BALIKÇILIK İLE İLGİLİ PROBLEMLER (YASADIŞI VE KAYITDIŞI BALIKÇILIK, AŞIRI BALIK AVCILIĞI, HAYALET AĞLAR/KAYIP AV ARAÇLARI)
Denetimin olmadığı açık denizler, büyük gemiler tarafından talan ediliyor. Bu endüstriyel av gemileri, denizlerde trol ağı gibi yıkıcı yöntemler kullanarak sanki tarla sürer gibi deniz yatağını tarıyor, kompleks habitatlar deniz tabanıyla birlikte yok oluyor. Hepimizin yakından bildiği kaplumbağa, albatros, yunus ve denizatı gibi okyanus canlıları yıkıcı balıkçılık faaliyetleri tehlikesiyle karşı karşıya.

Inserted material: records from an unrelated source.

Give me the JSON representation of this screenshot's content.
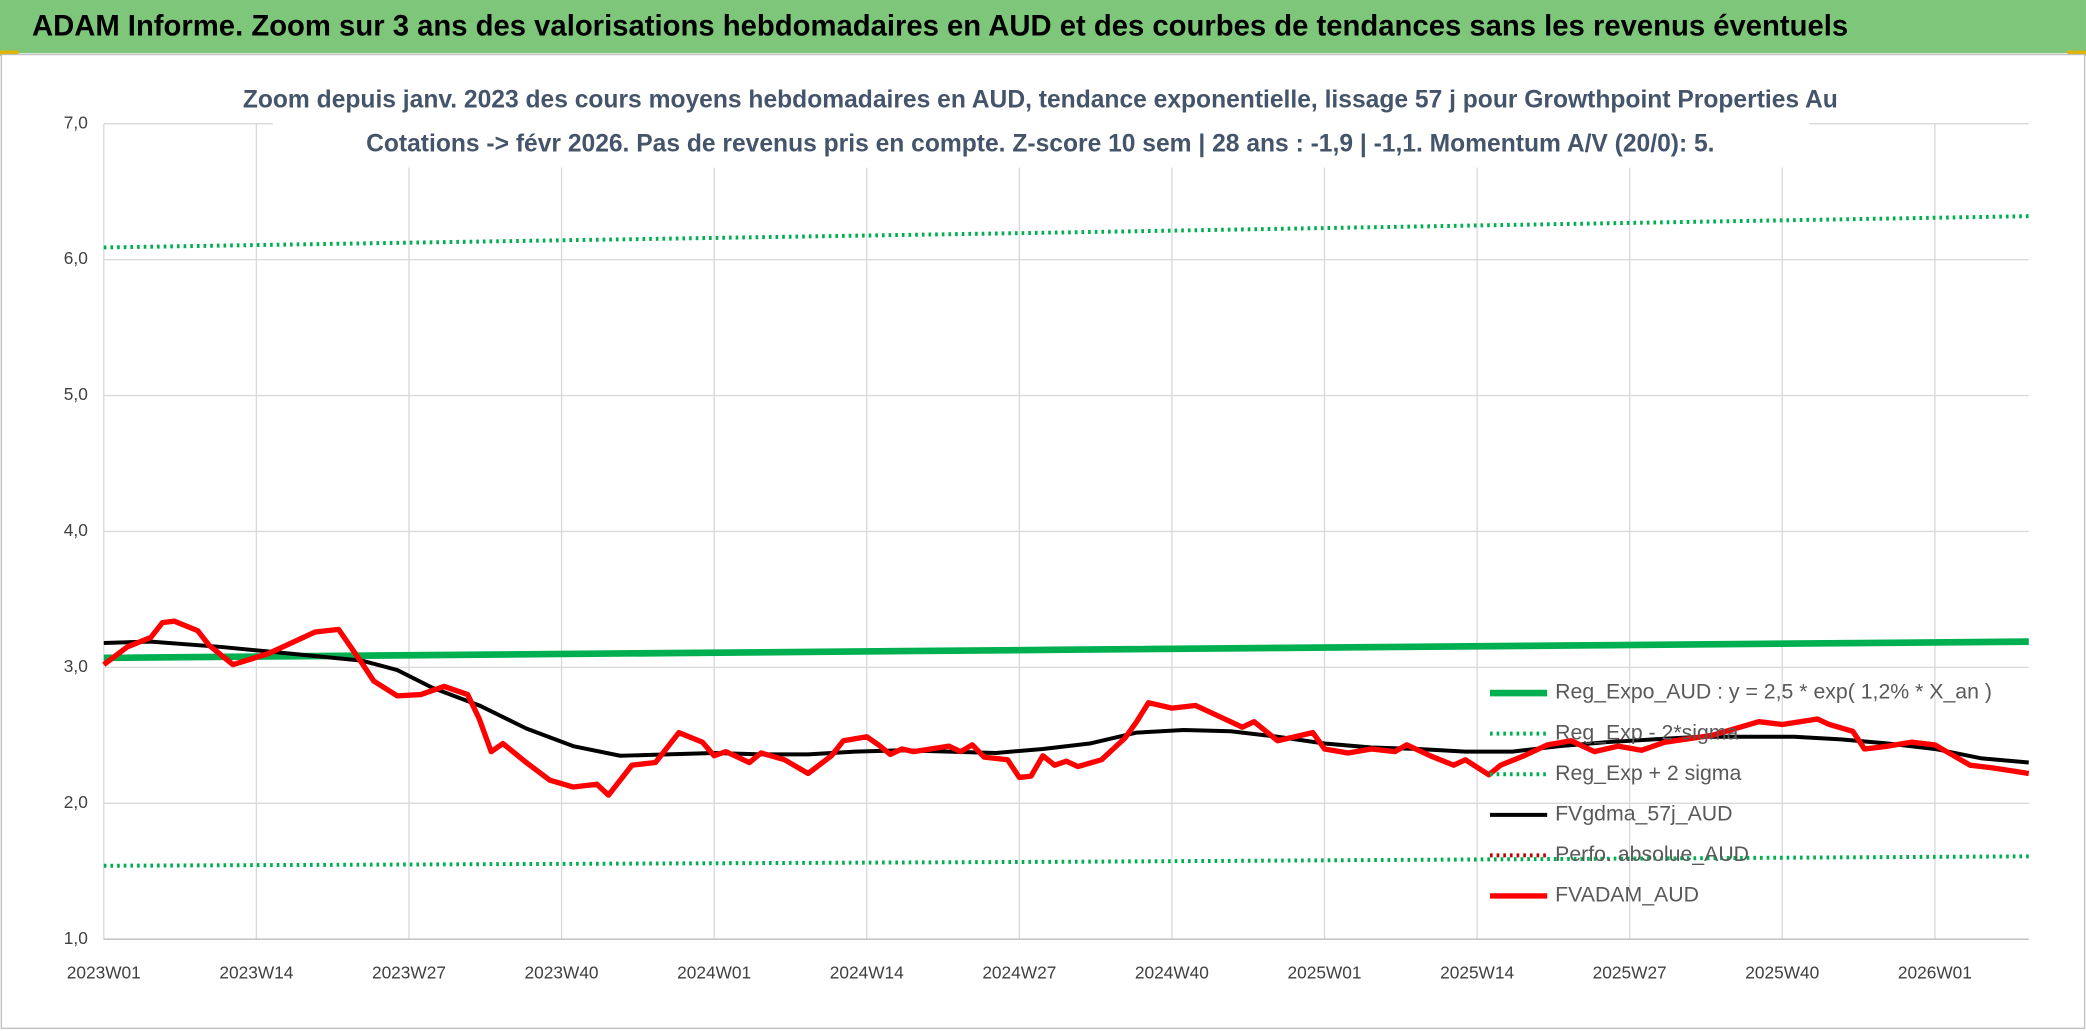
{
  "header": {
    "title": "ADAM Informe. Zoom sur 3 ans des valorisations hebdomadaires en AUD et des courbes de tendances sans les revenus éventuels"
  },
  "chart_data": {
    "type": "line",
    "title": "Zoom depuis janv. 2023 des cours moyens hebdomadaires en AUD, tendance exponentielle, lissage 57 j pour Growthpoint Properties Au",
    "subtitle": "Cotations -> févr 2026. Pas de revenus pris en compte. Z-score 10 sem | 28 ans : -1,9 | -1,1. Momentum A/V (20/0): 5.",
    "xlim": [
      0,
      164
    ],
    "xticks": [
      {
        "value": 0,
        "label": "2023W01"
      },
      {
        "value": 13,
        "label": "2023W14"
      },
      {
        "value": 26,
        "label": "2023W27"
      },
      {
        "value": 39,
        "label": "2023W40"
      },
      {
        "value": 52,
        "label": "2024W01"
      },
      {
        "value": 65,
        "label": "2024W14"
      },
      {
        "value": 78,
        "label": "2024W27"
      },
      {
        "value": 91,
        "label": "2024W40"
      },
      {
        "value": 104,
        "label": "2025W01"
      },
      {
        "value": 117,
        "label": "2025W14"
      },
      {
        "value": 130,
        "label": "2025W27"
      },
      {
        "value": 143,
        "label": "2025W40"
      },
      {
        "value": 156,
        "label": "2026W01"
      }
    ],
    "ylim": [
      1,
      7
    ],
    "yticks": [
      {
        "value": 1,
        "label": "1,0"
      },
      {
        "value": 2,
        "label": "2,0"
      },
      {
        "value": 3,
        "label": "3,0"
      },
      {
        "value": 4,
        "label": "4,0"
      },
      {
        "value": 5,
        "label": "5,0"
      },
      {
        "value": 6,
        "label": "6,0"
      },
      {
        "value": 7,
        "label": "7,0"
      }
    ],
    "grid": true,
    "legend": "right",
    "series": [
      {
        "name": "Reg_Expo_AUD : y = 2,5 * exp( 1,2% *  X_an )",
        "color": "#00b050",
        "style": "solid",
        "x": [
          0,
          82,
          164
        ],
        "values": [
          3.07,
          3.13,
          3.19
        ]
      },
      {
        "name": "Reg_Exp - 2*sigma",
        "color": "#00b050",
        "style": "dotted",
        "x": [
          0,
          82,
          164
        ],
        "values": [
          1.54,
          1.57,
          1.61
        ]
      },
      {
        "name": "Reg_Exp + 2 sigma",
        "color": "#00b050",
        "style": "dotted",
        "x": [
          0,
          82,
          164
        ],
        "values": [
          6.09,
          6.2,
          6.32
        ]
      },
      {
        "name": "FVgdma_57j_AUD",
        "color": "#000000",
        "style": "solid",
        "x": [
          0,
          4,
          10,
          16,
          22,
          25,
          28,
          32,
          36,
          40,
          44,
          48,
          52,
          56,
          60,
          64,
          68,
          72,
          76,
          80,
          84,
          88,
          92,
          96,
          100,
          104,
          108,
          112,
          116,
          120,
          124,
          128,
          132,
          136,
          140,
          144,
          148,
          152,
          156,
          160,
          164
        ],
        "values": [
          3.18,
          3.19,
          3.15,
          3.1,
          3.05,
          2.98,
          2.85,
          2.72,
          2.55,
          2.42,
          2.35,
          2.36,
          2.37,
          2.36,
          2.36,
          2.38,
          2.39,
          2.38,
          2.37,
          2.4,
          2.44,
          2.52,
          2.54,
          2.53,
          2.49,
          2.44,
          2.41,
          2.4,
          2.38,
          2.38,
          2.42,
          2.45,
          2.47,
          2.49,
          2.49,
          2.49,
          2.47,
          2.44,
          2.4,
          2.33,
          2.3
        ]
      },
      {
        "name": "Perfo. absolue_AUD",
        "color": "#c00000",
        "style": "dotted",
        "x": [],
        "values": []
      },
      {
        "name": "FVADAM_AUD",
        "color": "#ff0000",
        "style": "solid",
        "x": [
          0,
          2,
          4,
          5,
          6,
          8,
          9,
          11,
          14,
          18,
          20,
          22,
          23,
          25,
          27,
          29,
          31,
          32,
          33,
          34,
          36,
          38,
          40,
          42,
          43,
          45,
          47,
          49,
          51,
          52,
          53,
          55,
          56,
          58,
          60,
          62,
          63,
          65,
          66,
          67,
          68,
          69,
          72,
          73,
          74,
          75,
          77,
          78,
          79,
          80,
          81,
          82,
          83,
          85,
          87,
          88,
          89,
          91,
          93,
          95,
          97,
          98,
          100,
          103,
          104,
          106,
          108,
          110,
          111,
          113,
          115,
          116,
          118,
          119,
          121,
          123,
          125,
          127,
          129,
          131,
          133,
          137,
          141,
          143,
          146,
          147,
          149,
          150,
          152,
          154,
          156,
          157,
          159,
          161,
          164
        ],
        "values": [
          3.02,
          3.15,
          3.22,
          3.33,
          3.34,
          3.27,
          3.16,
          3.02,
          3.1,
          3.26,
          3.28,
          3.03,
          2.9,
          2.79,
          2.8,
          2.86,
          2.8,
          2.62,
          2.38,
          2.44,
          2.3,
          2.17,
          2.12,
          2.14,
          2.06,
          2.28,
          2.3,
          2.52,
          2.45,
          2.35,
          2.38,
          2.3,
          2.37,
          2.32,
          2.22,
          2.35,
          2.46,
          2.49,
          2.43,
          2.36,
          2.4,
          2.38,
          2.42,
          2.38,
          2.43,
          2.34,
          2.32,
          2.19,
          2.2,
          2.35,
          2.28,
          2.31,
          2.27,
          2.32,
          2.48,
          2.6,
          2.74,
          2.7,
          2.72,
          2.64,
          2.56,
          2.6,
          2.46,
          2.52,
          2.4,
          2.37,
          2.4,
          2.38,
          2.43,
          2.35,
          2.28,
          2.32,
          2.21,
          2.28,
          2.35,
          2.43,
          2.46,
          2.38,
          2.42,
          2.39,
          2.45,
          2.5,
          2.6,
          2.58,
          2.62,
          2.58,
          2.53,
          2.4,
          2.42,
          2.45,
          2.43,
          2.38,
          2.28,
          2.26,
          2.22
        ]
      }
    ]
  }
}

Aşırı avlanma sonucu birçok tür popülasyonu önemli zararlar görüyor; uskumru, ringa ve sardunya gibi iyi bilinen türler de buna dahil. Kaza sonrası başka balıkların da avlanması anlamına gelen “yan avlanma” sonucunda binlerce yıllık mercanlardan, oltaya takılan nesli tükenmekte olan kaplumbağa ve albatroslara, ağlara dolanan yunus ve balinalara kadar her deniz canlısı zarar görüyor. Her yıl 300 bin balina ve yunus, av ağlarıyla “kaza sonucu” öldürülüyor.

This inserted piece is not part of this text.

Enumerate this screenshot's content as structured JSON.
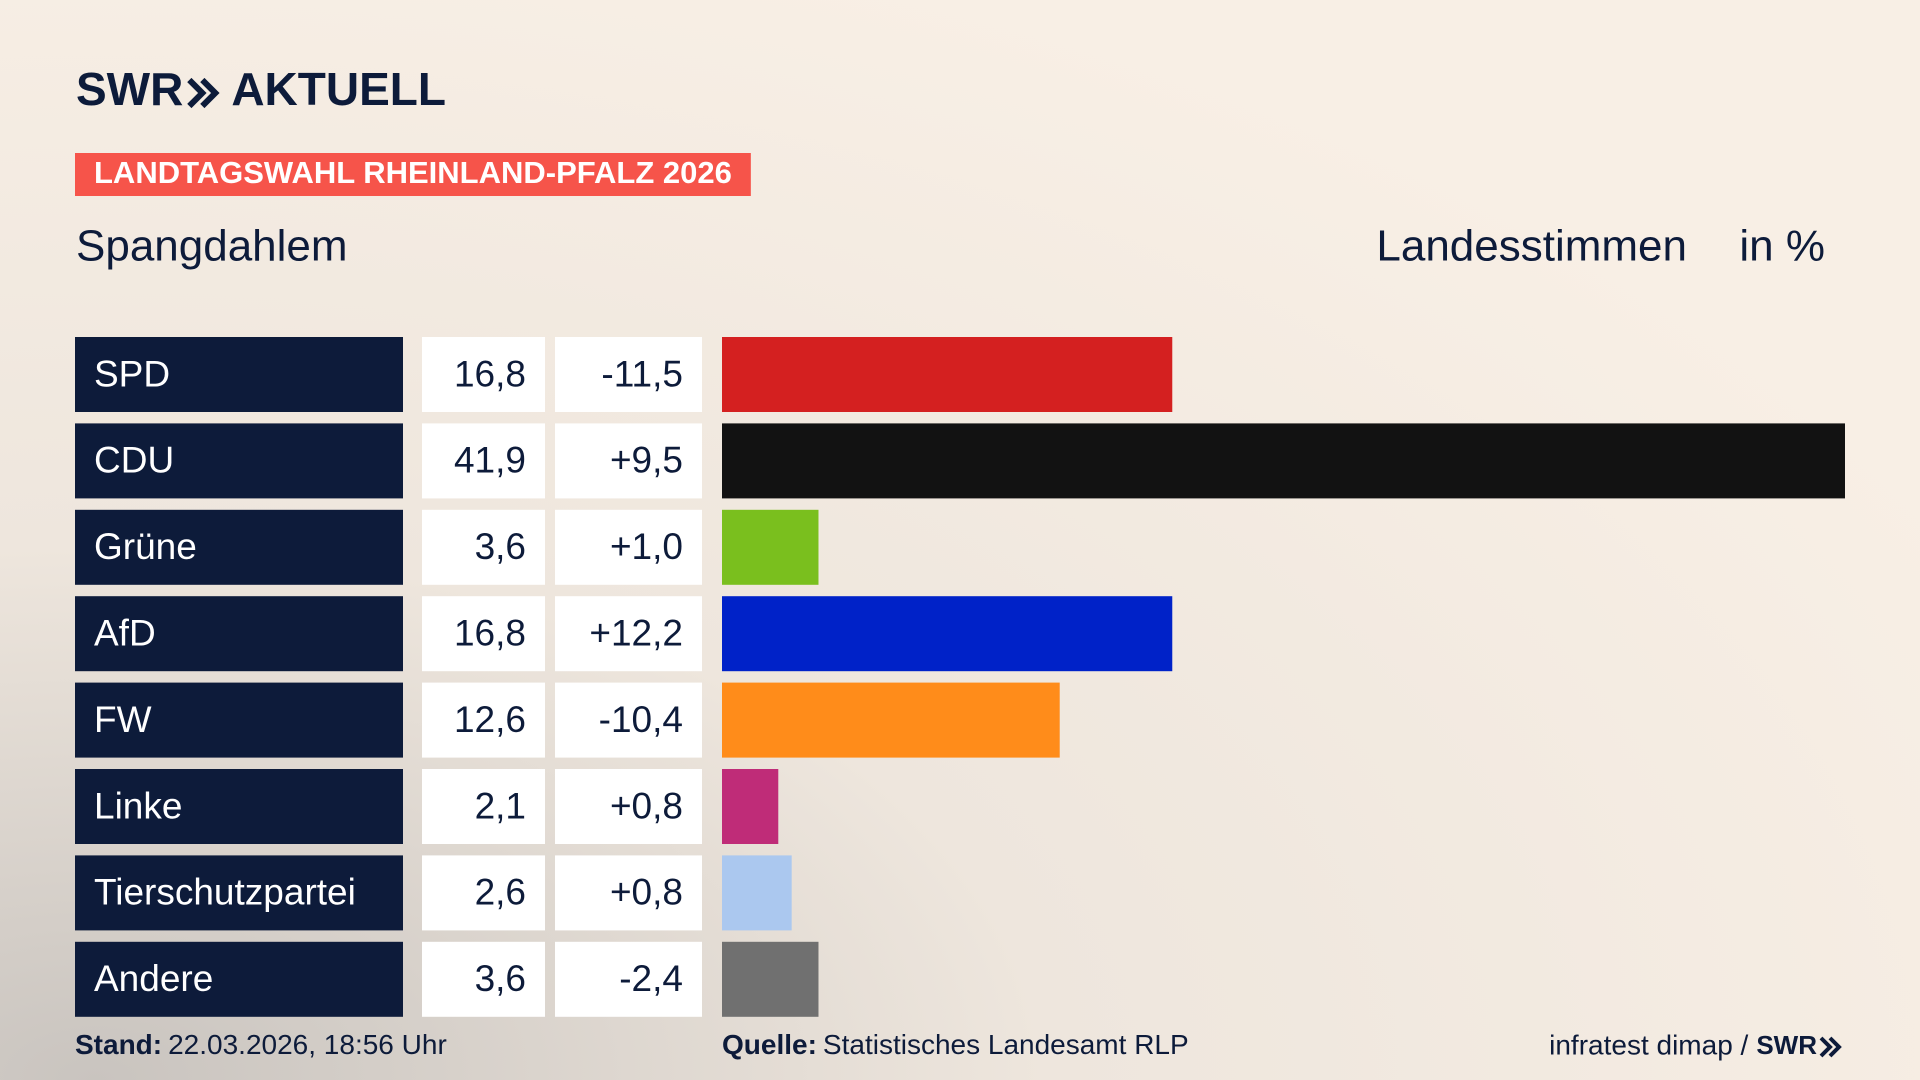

Birleşmiş Milletler, 30 yıl önce Greenpeace'in kampanyasının ardından büyük ölçekli akıntı ağlarını (2,5 kilometreden uzun) yıkıcı etkileri nedeniyle yasakladı. Bu ağlar, açık denizde birkaç kilometrelik bir alanı kaplayarak önüne gelen her şeyi kapabiliyor. Yunuslar, balinalar, köpekbalıkları, deniz kaplumbağaları ve diğer deniz canlıları gibi nesli tükenmekte olan deniz canlılarını hedefinde olmamasına rağmen öldürebiliyorlar. Bu ağlardan biri denize atıldığında ya da kaybolduğunda “hayalet ağ” olarak deniz canlılarını tuzağa düşürmeye devam ediyor.

YABANCI TÜRLERİN GİRİŞİ VE YENİ SORUNLAR
İstilacı yabancı türler, doğal alanlarının dışındaki yerlere giren ve oradaki biyoçeşitliliği olumsuz yönde etkileyen türlerdir. Son yıllarda Akdeniz başta olmak üzere Türkiye denizleri birçok yabancı türün  yaşam alanı oldu. Bu artışlar daha çok Süveyş Kanalı yoluyla olduğu gibi, gemi balast suları, insan eliyle taşınma ve yapışma gibi sebeplerle her geçen gün artıyor.

Yeni ortama giren birçok zehirli balık, deniz anası gibi türler turizm, balıkçılık gibi faaliyetleri olumsuz etkiliyor. Ayrıca zehirli balıkların yenilmesi halk sağlığı için yeni sorun alanları oluşturuyor. Özellikle balon balığı başta olmak üzere balıklar için yeni tedbirler gerekebilir. Sadece Marmara Denizi'ne Süveyş kanalı, gemi balast sularıyla ve diğer yollarla gelen 90 kadar yabancı tür bulunuyor. Günümüzde Akdeniz'de 600'ün üzerinde Kızıldeniz türü tanımlandı ve henüz tanımlanmamış türlerin olması muhtemel. Yerli olmayan türlerin yönetimi ve kontrolü, koruma biyologlarının önümüzdeki yıllarda karşılaşacağı en büyük zorluklardan biri olarak öngörülüyor.

KORUMA ALANLARI EKSİKLİĞİ
Uluslararası deniz hukukuna göre kıyı devletinin egemenliği ve egemenlik yetkileri açık denizlere kadar uzanmaz. Kıyı devletinin yetkisi ancak iç suları, karasuları, münhasır ekonomik bölgesi, takımada içi suları ve kıta sahanlığını kapsar. Açık denizlerde deniz seyir serbestliği ve bayrak devletinin yetkili ilkeleri geçerlidir.

Bu ilkelere göre tüm devletler açık denizlerde bulunan canlı ve cansız kaynaklarından serbestçe faydalanabilirler. Ne var ki açık denizlerde bulunan deniz varlıkları insan kaynaklı faaliyetlerinden büyük zarar gördü ve görmeye devam ediyor. Bunu yönetebilmek için ulusal yetki alanları dışında kalan açık denizlerin korunması ve yönetilmesi için uluslararası korunma alanlarına ihtiyaç var.